Where did this belief that God does not predestine anyone to hell come from? In the fifth century a man named Pelagius held that a man by the natural power of free will, without the use of God's enablement, could lead a good life. For him Adam's sin was merely bad example. Augustine refuted this and the Catholic Church convened a council, Orange II, 529 AD. Pelagianism was ruled a heresy and the Church firmed up a position on the transmission of original sin.
One of the practical aspects of this was infant baptism, which was a practice of the early church fathers. The Catechism of the Catholic church states: "Because of this (death of the soul) certainty of faith, the Church baptizes for the remission of sins even tiny infants who have not committed personal sin." CCC 403 Original sin is a "certainty of faith" "closely connected with that of redemption by Christ." 407
Pelagius believed that the problem with sin was surmountable. In the sixteenth century the Protestant Reformers were perceived by the Catholic Church as denying original sin, though Luther affirmed it. They were believing that the reformation was heading toward a Pelagian view and thus the Council of Trent was formed to combat that in 1546 AD. 406 The Church's teaching on the transmission of original sin was articulated more precisely in the fifth century, especially under the impulse of St. Augustine's reflections against Pelagianism, and in the sixteenth century, in opposition to the Protestant Reformation. Pelagius held that man could, by the natural power of free will and without the necessary help of God's grace, lead a morally good life; he thus reduced the influence of Adam's fault to bad example. The first Protestant reformers, on the contrary, taught that original sin has radically perverted man and destroyed his freedom; they identified the sin inherited by each man with the tendency to evil (concupiscentia), which would be insurmountable. The Church pronounced on the meaning of the data of Revelation on original sin especially at the second Council of Orange (529)296 and at the Council of Trent (1546).297
The Catholics correctly identified the Pelagian views as surmountable sin not affecting human choice and semi-Pelagian view of sin as insurmountable destroying free choice. All this in spite of the fact that they were practicing a semi-Pelagian gospel themselves. Now doesn't this happen all the time. We see the wrong in others while not seeing it in ourselves.

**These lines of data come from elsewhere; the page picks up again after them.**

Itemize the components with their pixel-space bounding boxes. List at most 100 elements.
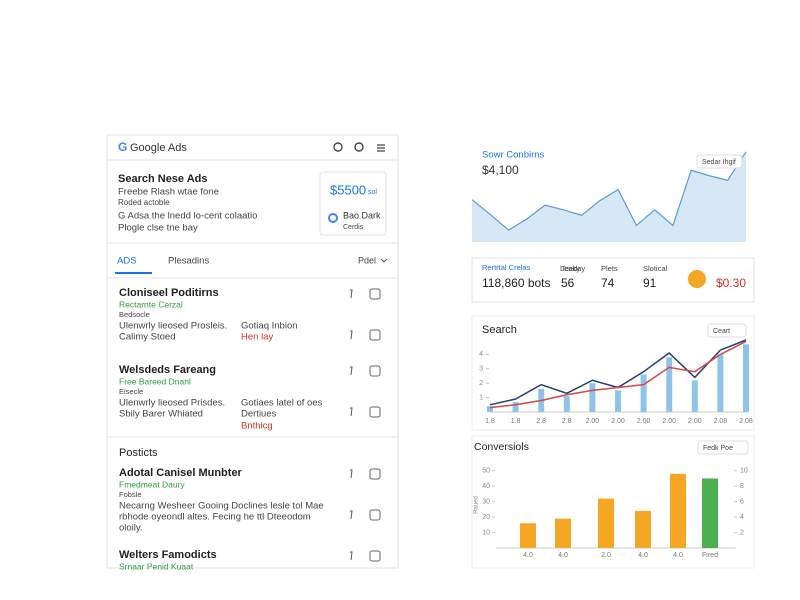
- listing-line: Ulenwrly lieosed Prosleis.: [119, 321, 227, 332]
- listing-line: Calimy Stoed: [119, 332, 176, 343]
- listing-line: rbhode oyeondl altes. Fecing he ttl Dtee…: [119, 512, 311, 523]
- x-tick-label: 2.00: [637, 418, 651, 425]
- tab-underline: [115, 272, 152, 274]
- stats-panel: [471, 257, 755, 303]
- bar: [640, 374, 647, 412]
- x-tick-label: 2.08: [714, 418, 728, 425]
- action-icon: [369, 365, 381, 377]
- y2-tick-label: 10: [740, 468, 748, 475]
- x-tick-label: 2.8: [536, 418, 546, 425]
- section-title: Posticts: [119, 447, 158, 459]
- listing-note: Gotiaes latel of oes: [241, 398, 323, 409]
- stat-value: $0.30: [716, 276, 746, 290]
- action-icon: [350, 407, 353, 417]
- action-icon: [369, 406, 381, 418]
- bar: [487, 406, 493, 412]
- x-tick-label: 2.08: [739, 418, 753, 425]
- stat-label: Plets: [601, 264, 618, 273]
- listing-title: Welters Famodicts: [119, 549, 217, 561]
- y-tick-label: 30: [482, 498, 490, 505]
- menu-icon[interactable]: [377, 144, 385, 152]
- y-tick-label: 2: [479, 380, 483, 387]
- y2-tick-label: 4: [740, 514, 744, 521]
- badge[interactable]: [697, 440, 749, 455]
- bar: [635, 510, 651, 548]
- x-tick-label: 2.8: [562, 418, 572, 425]
- y2-tick-label: 8: [740, 483, 744, 490]
- line: [489, 340, 747, 409]
- listing-line: Necarng Wesheer Gooing Doclines lesle to…: [119, 501, 324, 512]
- badge[interactable]: [696, 154, 743, 169]
- bar: [512, 401, 519, 412]
- x-tick-label: 4.0: [558, 552, 568, 559]
- logo: G: [118, 140, 127, 154]
- bar: [598, 498, 614, 548]
- listing-title: Cloniseel Poditirns: [119, 287, 219, 299]
- chart-subtitle: $4,100: [482, 163, 519, 177]
- action-icon: [350, 289, 353, 299]
- price: $5500: [330, 182, 366, 197]
- card-line: G Adsa the lnedd lo-cent colaatio: [118, 211, 257, 222]
- bar: [563, 396, 570, 412]
- x-tick-label: 1.8: [485, 418, 495, 425]
- bar: [702, 478, 718, 548]
- bar: [520, 523, 536, 548]
- card-line: Plogle clse tne bay: [118, 223, 198, 234]
- action-icon: [369, 468, 381, 480]
- listing-line: oloily.: [119, 523, 143, 534]
- card-title: Search Nese Ads: [118, 173, 207, 185]
- badge-label: Fedk Poe: [703, 445, 733, 452]
- stat-label: Leaky: [560, 264, 580, 273]
- x-tick-label: 4.0: [673, 552, 683, 559]
- bar: [666, 357, 673, 412]
- stat-label: Slotical: [643, 264, 668, 273]
- brand: Bao Dark: [343, 210, 381, 220]
- listing-title: Welsdeds Fareang: [119, 364, 216, 376]
- badge[interactable]: [707, 323, 747, 338]
- price-unit: sol: [368, 189, 377, 196]
- listing-tag: Fmedmeat Daury: [119, 479, 185, 489]
- action-icon: [350, 366, 353, 376]
- y-tick-label: 40: [482, 483, 490, 490]
- y-tick-label: 1: [479, 394, 483, 401]
- app-title: Google Ads: [130, 142, 187, 154]
- x-tick-label: 2.0: [601, 552, 611, 559]
- listing-tag: Srnaar Penid Kuaat: [119, 561, 194, 571]
- chart-panel: [471, 435, 755, 569]
- x-tick-label: 2.00: [662, 418, 676, 425]
- action-icon: [369, 550, 381, 562]
- action-icon: [350, 330, 353, 340]
- chart-title: Sowr Conbirns: [482, 150, 545, 161]
- search-icon[interactable]: [333, 142, 343, 152]
- stat-caption: Rertrtal Crelas: [482, 263, 531, 272]
- bar: [717, 354, 724, 412]
- x-tick-label: 4.0: [638, 552, 648, 559]
- tab: ADS: [117, 256, 137, 267]
- search-icon[interactable]: [354, 142, 364, 152]
- y-tick-label: 4: [479, 351, 483, 358]
- x-tick-label: 2.00: [688, 418, 702, 425]
- action-icon: [369, 329, 381, 341]
- stat-value: 91: [643, 276, 657, 290]
- stat-value: 118,860 bots: [482, 276, 551, 290]
- bar: [589, 383, 596, 412]
- stat-value: 74: [601, 276, 615, 290]
- y2-tick-label: 2: [740, 529, 744, 536]
- y2-tick-label: 6: [740, 498, 744, 505]
- tab: Plesadins: [168, 256, 209, 267]
- bar: [555, 518, 571, 548]
- y-tick-label: 20: [482, 514, 490, 521]
- y-tick-label: 50: [482, 468, 490, 475]
- filter: Pdel: [358, 255, 376, 265]
- listing-sub: Bedsocle: [119, 310, 150, 319]
- bar: [615, 390, 621, 412]
- action-icon: [350, 510, 353, 520]
- area-line: [471, 151, 747, 231]
- chart-title: Conversiols: [474, 441, 529, 453]
- bar: [691, 380, 698, 412]
- x-tick-label: 1.8: [511, 418, 521, 425]
- listing-title: Adotal Canisel Munbter: [119, 467, 243, 479]
- listing-tag: Rectarnte Cerzal: [119, 299, 183, 309]
- listing-line: Ulenwrly lieosed Prisdes.: [119, 398, 225, 409]
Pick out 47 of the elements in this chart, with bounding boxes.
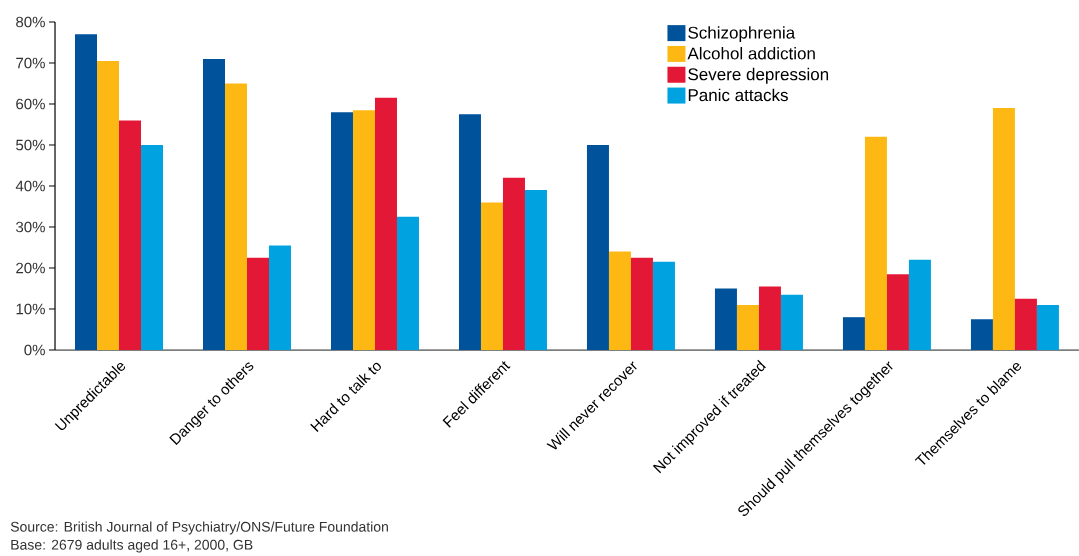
- y-tick-label: 50%: [16, 139, 45, 151]
- y-tick-label: 40%: [15, 180, 45, 192]
- bar: [352, 110, 375, 350]
- y-tick-label: 60%: [16, 98, 45, 110]
- legend-label: Panic attacks: [688, 88, 788, 102]
- bar: [758, 286, 781, 350]
- bar: [908, 259, 931, 350]
- bar: [886, 274, 909, 350]
- bar: [652, 261, 675, 350]
- legend-label: Schizophrenia: [688, 26, 796, 43]
- bar: [586, 145, 609, 350]
- bar: [458, 114, 481, 350]
- text: Base: 2679 adults aged 16+, 2000, GB: [11, 539, 253, 553]
- bar: [374, 97, 397, 350]
- bar: [992, 108, 1015, 350]
- y-tick-label: 0%: [24, 344, 45, 356]
- y-tick-label: 70%: [16, 57, 45, 69]
- legend-label: Severe depression: [688, 67, 829, 84]
- legend-label: Alcohol addiction: [687, 47, 815, 60]
- bar: [480, 202, 503, 350]
- bar: [396, 216, 419, 350]
- y-tick-label: 20%: [16, 262, 45, 274]
- bar: [842, 317, 865, 350]
- bar: [1036, 304, 1059, 350]
- bar: [75, 34, 97, 350]
- bar: [630, 257, 653, 350]
- bar: [97, 60, 119, 350]
- bar: [247, 257, 269, 350]
- bar: [780, 294, 803, 350]
- bar: [608, 251, 631, 350]
- bar: [330, 112, 353, 350]
- bar: [524, 190, 547, 350]
- bar: [1014, 298, 1037, 350]
- bar: [225, 83, 247, 350]
- bar: [141, 145, 163, 350]
- bar: [119, 120, 141, 350]
- bar: [864, 136, 887, 350]
- bar: [268, 245, 291, 350]
- bar: [502, 177, 525, 350]
- bar: [736, 304, 759, 350]
- y-tick-label: 30%: [16, 221, 45, 233]
- bar: [970, 319, 993, 350]
- y-tick-label: 10%: [16, 303, 45, 315]
- source-note: Source: British Journal of Psychiatry/ONS/Future Foundation: [10, 521, 388, 535]
- bar: [203, 58, 225, 350]
- y-tick-label: 80%: [16, 16, 45, 28]
- bar: [714, 288, 737, 350]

My guess is that the Catholics saw this as a defection from infant baptism. Their belief in OS affirmed the need to care for the less capable among themselves, particularly infants. This belief in baptismal regeneration was erroneous. But what seems to be important to me is a warning to not abandon the less capable among us. The argument over freedom of choice leads to abandonment of those not capable of a moral choice. Though themselves practicing baptismal regeneration they saw the problems in decisional regeneration!
They also saw the problem with Pelagian corruption of God's character. 1037 God predestines no one to go to hell; for this, a willful turning away from God (a mortal sin) is necessary, and persistence in it until the end. In the Eucharistic liturgy and in the daily prayers of her faithful, the Church implores the mercy of God, who does not want "any to perish, but all to come to repentance": Father, accept this offering from your whole family. Grant us your peace in this life, save us from final damnation, and count us among those you have chosen.
Pelagianism leads to attempts to adjust the sovereignty and character of God to fit in the scheme of human choice. The Catholics affirm emphatically, God destines no one to hell! They also affirm that God does not send someone to hell for rejecting his own Son's offer of salvation! People clearly go to hell for willfully turning away from God (a mortal sin) persistently to the end. Who go to hell? Those who inherit Adam's sin! Who go to heaven according to the Catholic lip service to doctrine? Those He has chosen! God destines no one to hell and all who go to heaven are destined by his choice to go to heaven! What a definite clear presentation of grace!
The Catholics saw the error in Adrian Rogers' theology hundreds of years ago! They failed to see the truth in the Protestant Reformers in the sixteenth century.